By Cheryl Rodewig, The BayonetJune 27, 2012
FORT BENNING, Ga. - About 270 Airborne students finished Tower Week last Friday. Upon graduation Friday, they'll receive their silver jump wings and officially join the ranks of the Army paratrooper.
But first they had to successfully complete three weeks of Airborne School.
"They start off with the basics," said Capt. Brian Miraglia, commander of C Company, 1st Battalion (Airborne), 507th Parachute Infantry Regiment. "They learn how to conduct a parachute landing fall. They learn how to do an individual exit from both the tower and the mock door.
"Each training event basically builds their confidence … creates that muscle memory. Most of these Soldiers have not been deployed; they've not experienced a situation where they're under extreme stress, where their adrenaline's pumping -- and that's what happens when the door to the aircraft opens and they're standing there. What this repetition and these gradual steps do is teach them to do that without thinking, do all these correct steps without thinking."
Each week of Airborne School raises the elevation. Students begin with Ground Week, then face the 34-foot and 250-foot towers during Tower Week. The training ultimately prepares them for Jump Week, when they exit from an aircraft at 1,250 feet over Fryer Drop Zone.
After jumping out of the 34-foot towers, Pfc. Mariela Iniguez said she has come a long way since Ground Week.
"I really didn't know anything (then) -- how to jump, how to fall," she said. "Now, I think I have a pretty good idea of how the jump is actually going to be. I feel a little more confident. I wasn't sure what I was getting myself into when I volunteered, but now that I'm here, it's pretty fun. The training is hard, but it's worth it."

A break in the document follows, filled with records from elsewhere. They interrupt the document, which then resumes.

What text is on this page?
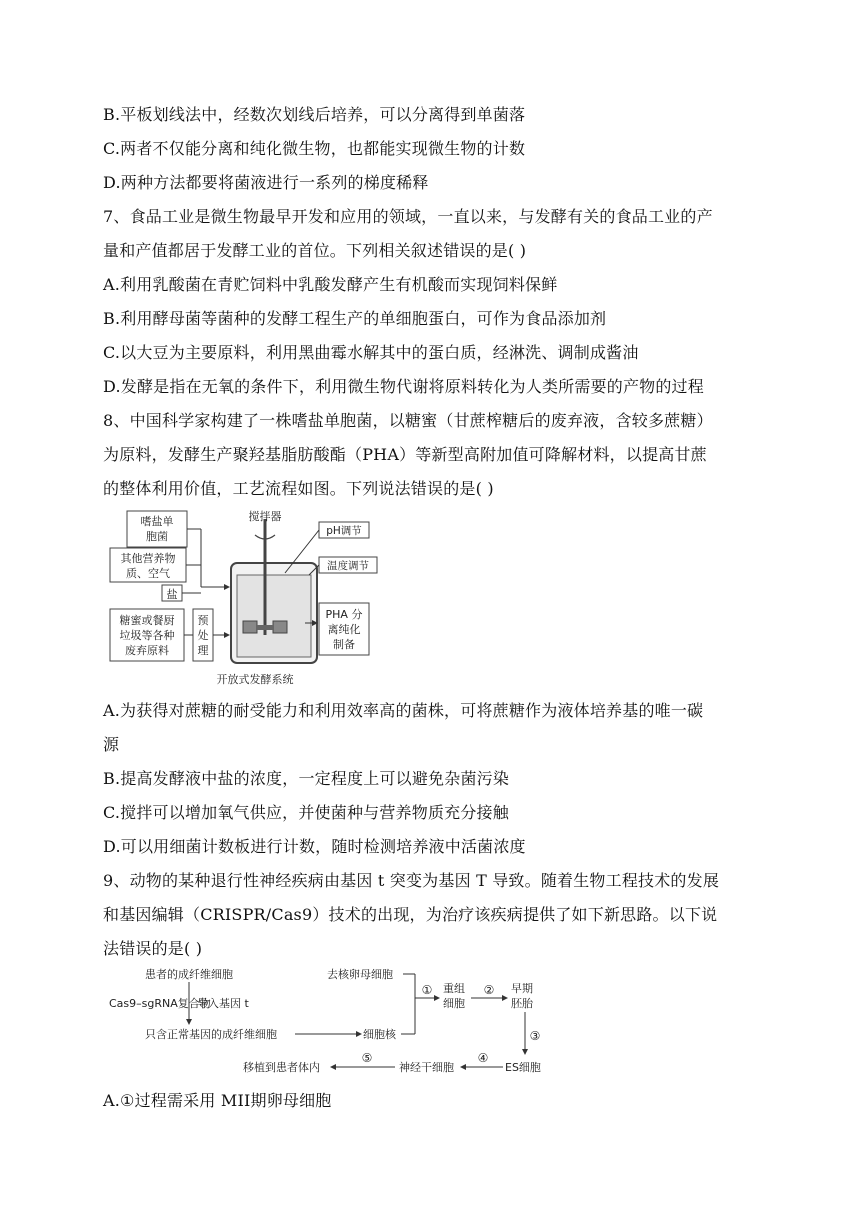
B.平板划线法中，经数次划线后培养，可以分离得到单菌落
C.两者不仅能分离和纯化微生物，也都能实现微生物的计数
D.两种方法都要将菌液进行一系列的梯度稀释
7、食品工业是微生物最早开发和应用的领域，一直以来，与发酵有关的食品工业的产
量和产值都居于发酵工业的首位。下列相关叙述错误的是( )
A.利用乳酸菌在青贮饲料中乳酸发酵产生有机酸而实现饲料保鲜
B.利用酵母菌等菌种的发酵工程生产的单细胞蛋白，可作为食品添加剂
C.以大豆为主要原料，利用黑曲霉水解其中的蛋白质，经淋洗、调制成酱油
D.发酵是指在无氧的条件下，利用微生物代谢将原料转化为人类所需要的产物的过程
8、中国科学家构建了一株嗜盐单胞菌，以糖蜜（甘蔗榨糖后的废弃液，含较多蔗糖）
为原料，发酵生产聚羟基脂肪酸酯（PHA）等新型高附加值可降解材料，以提高甘蔗
的整体利用价值，工艺流程如图。下列说法错误的是( )
嗜盐单
胞菌
其他营养物
质、空气
盐
糖蜜或餐厨
垃圾等各种
废弃原料
预
处
理
搅拌器
pH调节
温度调节
PHA 分
离纯化
制备
开放式发酵系统
A.为获得对蔗糖的耐受能力和利用效率高的菌株，可将蔗糖作为液体培养基的唯一碳
源
B.提高发酵液中盐的浓度，一定程度上可以避免杂菌污染
C.搅拌可以增加氧气供应，并使菌种与营养物质充分接触
D.可以用细菌计数板进行计数，随时检测培养液中活菌浓度
9、动物的某种退行性神经疾病由基因 t 突变为基因 T 导致。随着生物工程技术的发展
和基因编辑（CRISPR/Cas9）技术的出现，为治疗该疾病提供了如下新思路。以下说
法错误的是( )
患者的成纤维细胞
Cas9–sgRNA复合物
导入基因 t
只含正常基因的成纤维细胞	细胞核
去核卵母细胞
① 重组
细胞
② 早期
胚胎
③
ES细胞
④
神经干细胞
⑤
移植到患者体内
A.①过程需采用 MII期卵母细胞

Students completed several jumps from the 34-foot towers, including mass exits with combat equipment and simulated malfunctions, where the equipment had to be released early.
Jumping from the towers for the first time was scary, said Pvt. Anthony Quarles, but it got better.

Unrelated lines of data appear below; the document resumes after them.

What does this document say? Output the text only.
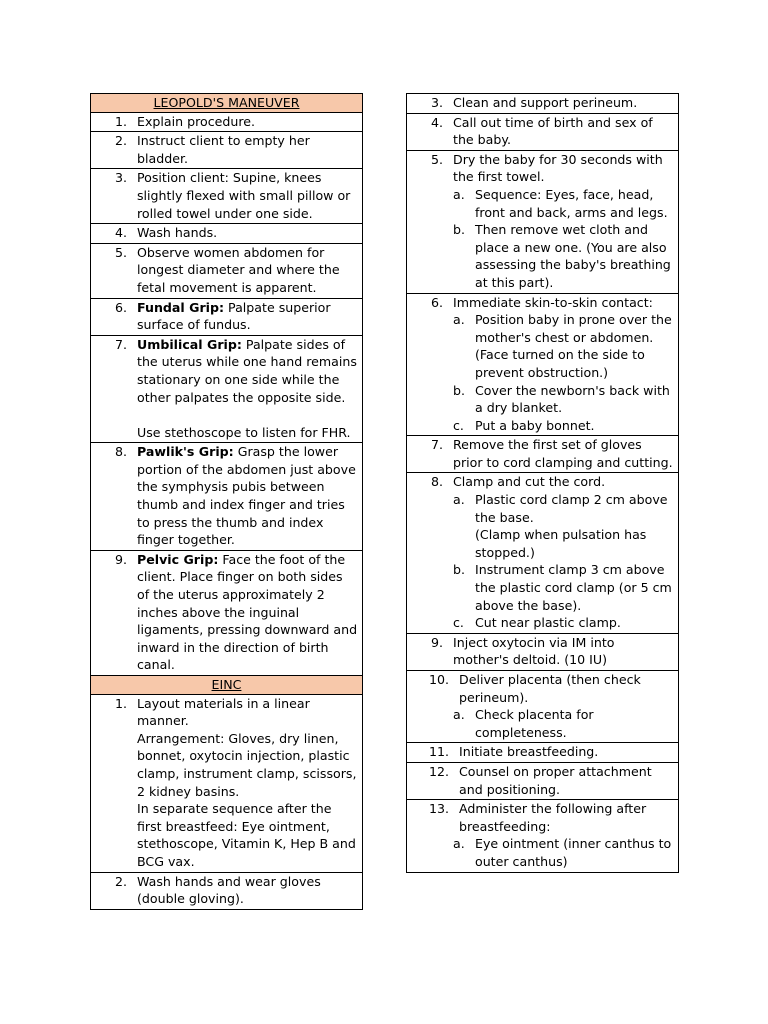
LEOPOLD'S MANEUVER

1. Explain procedure.

2. Instruct client to empty her bladder.

3. Position client: Supine, knees slightly flexed with small pillow or rolled towel under one side.

4. Wash hands.

5. Observe women abdomen for longest diameter and where the fetal movement is apparent.

6. Fundal Grip: Palpate superior surface of fundus.

7. Umbilical Grip: Palpate sides of the uterus while one hand remains stationary on one side while the other palpates the opposite side.
Use stethoscope to listen for FHR.

8. Pawlik's Grip: Grasp the lower portion of the abdomen just above the symphysis pubis between thumb and index finger and tries to press the thumb and index finger together.

9. Pelvic Grip: Face the foot of the client. Place finger on both sides of the uterus approximately 2 inches above the inguinal ligaments, pressing downward and inward in the direction of birth canal.

EINC

1. Layout materials in a linear manner.
Arrangement: Gloves, dry linen, bonnet, oxytocin injection, plastic clamp, instrument clamp, scissors, 2 kidney basins.
In separate sequence after the first breastfeed: Eye ointment, stethoscope, Vitamin K, Hep B and BCG vax.

2. Wash hands and wear gloves (double gloving).
3. Clean and support perineum.

4. Call out time of birth and sex of the baby.

5. Dry the baby for 30 seconds with the first towel.
a. Sequence: Eyes, face, head, front and back, arms and legs.
b. Then remove wet cloth and place a new one. (You are also assessing the baby's breathing at this part).

6. Immediate skin-to-skin contact:
a. Position baby in prone over the mother's chest or abdomen. (Face turned on the side to prevent obstruction.)
b. Cover the newborn's back with a dry blanket.
c. Put a baby bonnet.

7. Remove the first set of gloves prior to cord clamping and cutting.

8. Clamp and cut the cord.
a. Plastic cord clamp 2 cm above the base.
(Clamp when pulsation has stopped.)
b. Instrument clamp 3 cm above the plastic cord clamp (or 5 cm above the base).
c. Cut near plastic clamp.

9. Inject oxytocin via IM into mother's deltoid. (10 IU)

10. Deliver placenta (then check perineum).
a. Check placenta for completeness.

11. Initiate breastfeeding.

12. Counsel on proper attachment and positioning.

13. Administer the following after breastfeeding:
a. Eye ointment (inner canthus to outer canthus)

"It was pretty nerve-wracking, but then after two or three jumps, it's actually pretty easy," he said. "We get instruction in how to do it the day before and we do it the next day. They actually have instructors do an example of everything, so we know what to expect."
Airborne School was a requirement for Quarles' MOS: parachute rigger. He chose it, he said, because he "wanted to try something new."
The first time he was in a plane was less than a month ago, when he flew home.
That's not uncommon, Miraglia said.
"We do have Soldiers who this is their first experience of anything like this," he said. "I had a Soldier in my platoon a couple years ago; his first airplane ride was to Fort Benning for basic training and his second was at Airborne School and he jumped out of it."
While safety and training are a big part of what the three-week course covers, ultimately, the experience builds "a bold Soldier," Miraglia said.
"It's a Soldier who's willing to jump out of an airplane," he said. "A lot of Soldiers would opt out of that. It teaches them to overcome their fears. It teaches them to trust in the noncommissioned officers who are teaching them how to do this potentially life-threatening thing. And they do it and they graduate and they realize they're fine. That teaches them they can trust the Army, they can trust their NCO leadership, their officer leadership, and they can trust their equipment. It creates a unique Soldier."